In service mesh, workloads register themselves via some form of service discovery mechanism – and make the control plane aware of the paths that exist to get to them. From here, we as operators or developers can use that control plane to influence the routing decisions. A practical example of this might be that api_default_svc_5000 represents an API service, but ultimately two sets of services have registered to that name, with different metadata. The service mesh can use that metadata, combined with a traffic routing policy, to influence the rate of traffic between the individual applications registered to that service name.
Applying this logic to workload mobility, specifically moving from virtual machine to Kubernetes environment, this example holds true. The traditional virtual machine-based application might register as apitier_default_svc_5000, with a metadata tag of kuma.io/vm-env, while the Kubernetes-based cluster registers itself with a metadata tag of kuma.io/kube-env. In this case, we can leverage the service mesh to migrate connectivity between these environments until the control plane is directing all traffic to the new location in Kubernetes.
From a progressive delivery standpoint (shout-out to James Governor at Redmonk), we would start this migration slowly, allowing only a small amount of traffic initially and gradually ramping it up. We take this approach to limit the blast radius of service change in the environment. As the service mesh is acting as our central control point, we have a common control center to manage this “flow” and back out the changes (blocking the channel) as needed.

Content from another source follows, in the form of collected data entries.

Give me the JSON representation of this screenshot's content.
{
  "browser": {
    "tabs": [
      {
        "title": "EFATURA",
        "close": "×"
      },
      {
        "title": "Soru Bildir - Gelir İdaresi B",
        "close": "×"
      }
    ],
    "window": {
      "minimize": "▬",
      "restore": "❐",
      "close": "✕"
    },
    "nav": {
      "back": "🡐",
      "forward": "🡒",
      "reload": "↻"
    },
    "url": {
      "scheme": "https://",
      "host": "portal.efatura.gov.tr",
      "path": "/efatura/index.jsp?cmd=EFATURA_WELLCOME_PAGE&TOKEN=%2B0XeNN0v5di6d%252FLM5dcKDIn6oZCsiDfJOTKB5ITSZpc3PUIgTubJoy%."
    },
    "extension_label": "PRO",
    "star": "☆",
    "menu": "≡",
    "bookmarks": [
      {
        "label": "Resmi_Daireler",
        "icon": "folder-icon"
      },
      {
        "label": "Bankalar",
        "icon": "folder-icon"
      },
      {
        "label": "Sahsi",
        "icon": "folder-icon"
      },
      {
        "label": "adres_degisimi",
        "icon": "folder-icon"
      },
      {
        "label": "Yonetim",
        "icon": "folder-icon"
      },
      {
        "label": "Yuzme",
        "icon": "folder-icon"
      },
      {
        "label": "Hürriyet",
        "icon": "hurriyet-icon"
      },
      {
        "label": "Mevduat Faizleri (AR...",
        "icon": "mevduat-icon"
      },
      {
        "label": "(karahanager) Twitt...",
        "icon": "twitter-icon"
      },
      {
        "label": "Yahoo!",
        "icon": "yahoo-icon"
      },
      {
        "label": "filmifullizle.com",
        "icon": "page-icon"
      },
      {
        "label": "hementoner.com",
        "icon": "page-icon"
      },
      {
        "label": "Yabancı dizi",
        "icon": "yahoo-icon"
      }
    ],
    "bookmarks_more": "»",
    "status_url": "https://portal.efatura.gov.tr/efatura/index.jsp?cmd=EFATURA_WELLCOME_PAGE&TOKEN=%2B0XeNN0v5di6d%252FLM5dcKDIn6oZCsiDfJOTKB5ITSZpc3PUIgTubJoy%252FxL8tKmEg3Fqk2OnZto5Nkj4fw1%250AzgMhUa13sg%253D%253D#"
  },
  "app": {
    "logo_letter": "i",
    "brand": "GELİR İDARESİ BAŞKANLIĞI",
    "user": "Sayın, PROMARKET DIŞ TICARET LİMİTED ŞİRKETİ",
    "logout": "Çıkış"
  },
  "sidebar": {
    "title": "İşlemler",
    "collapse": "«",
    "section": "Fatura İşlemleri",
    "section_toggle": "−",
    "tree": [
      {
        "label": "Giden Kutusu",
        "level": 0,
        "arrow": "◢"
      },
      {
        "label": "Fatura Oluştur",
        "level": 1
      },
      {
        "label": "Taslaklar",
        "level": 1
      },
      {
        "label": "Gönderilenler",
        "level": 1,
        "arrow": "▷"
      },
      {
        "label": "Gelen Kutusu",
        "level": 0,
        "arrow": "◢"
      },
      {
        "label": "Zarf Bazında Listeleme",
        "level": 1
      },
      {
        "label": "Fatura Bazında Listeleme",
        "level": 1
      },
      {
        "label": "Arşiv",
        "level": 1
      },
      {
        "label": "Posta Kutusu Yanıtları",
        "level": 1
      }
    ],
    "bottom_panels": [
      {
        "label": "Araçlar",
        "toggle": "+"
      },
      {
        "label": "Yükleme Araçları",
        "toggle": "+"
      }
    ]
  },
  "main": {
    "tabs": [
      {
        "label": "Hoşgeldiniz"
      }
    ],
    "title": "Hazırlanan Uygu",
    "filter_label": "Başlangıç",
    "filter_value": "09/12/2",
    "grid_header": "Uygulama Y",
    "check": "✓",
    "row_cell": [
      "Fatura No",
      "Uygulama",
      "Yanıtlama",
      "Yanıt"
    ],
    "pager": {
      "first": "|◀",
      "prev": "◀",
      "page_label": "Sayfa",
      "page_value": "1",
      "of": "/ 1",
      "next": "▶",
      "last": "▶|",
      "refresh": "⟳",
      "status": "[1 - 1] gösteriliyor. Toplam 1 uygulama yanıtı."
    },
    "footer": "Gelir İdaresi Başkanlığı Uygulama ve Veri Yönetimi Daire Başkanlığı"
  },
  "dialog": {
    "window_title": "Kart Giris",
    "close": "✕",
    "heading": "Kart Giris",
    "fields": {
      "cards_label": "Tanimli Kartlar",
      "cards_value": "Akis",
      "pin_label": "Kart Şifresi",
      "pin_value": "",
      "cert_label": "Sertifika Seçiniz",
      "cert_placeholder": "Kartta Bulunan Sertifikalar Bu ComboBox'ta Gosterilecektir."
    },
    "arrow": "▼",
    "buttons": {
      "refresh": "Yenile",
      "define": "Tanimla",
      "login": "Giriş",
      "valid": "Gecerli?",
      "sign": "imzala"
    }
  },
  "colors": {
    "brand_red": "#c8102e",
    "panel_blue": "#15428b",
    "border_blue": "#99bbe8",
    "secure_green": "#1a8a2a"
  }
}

Establishing service mesh in this pattern provides you a different foundation than zero-trust security. It gives you a foundation of self-service management of traffic routing. We can use this model to create intelligent failover scenarios, migrate workloads or enable cross data center traffic patterns. Historically, these were problems solved by the network team in complex routing and switching patterns. Service mesh evolves this model by providing an API-driven, self-service way to manage application connectivity.
The Next Generation of Service Mesh
Zero-trust in service mesh is quickly becoming table stakes. When we look at common problems that exist in customer environments, there are ample struggles in the realm of managing the traffic patterns that exist. Beyond these existing traffic patterns we see new avenues into observability and how we connect environments. This need will continue to grow as users look to solve new versions of old problems in workload migration and mobility.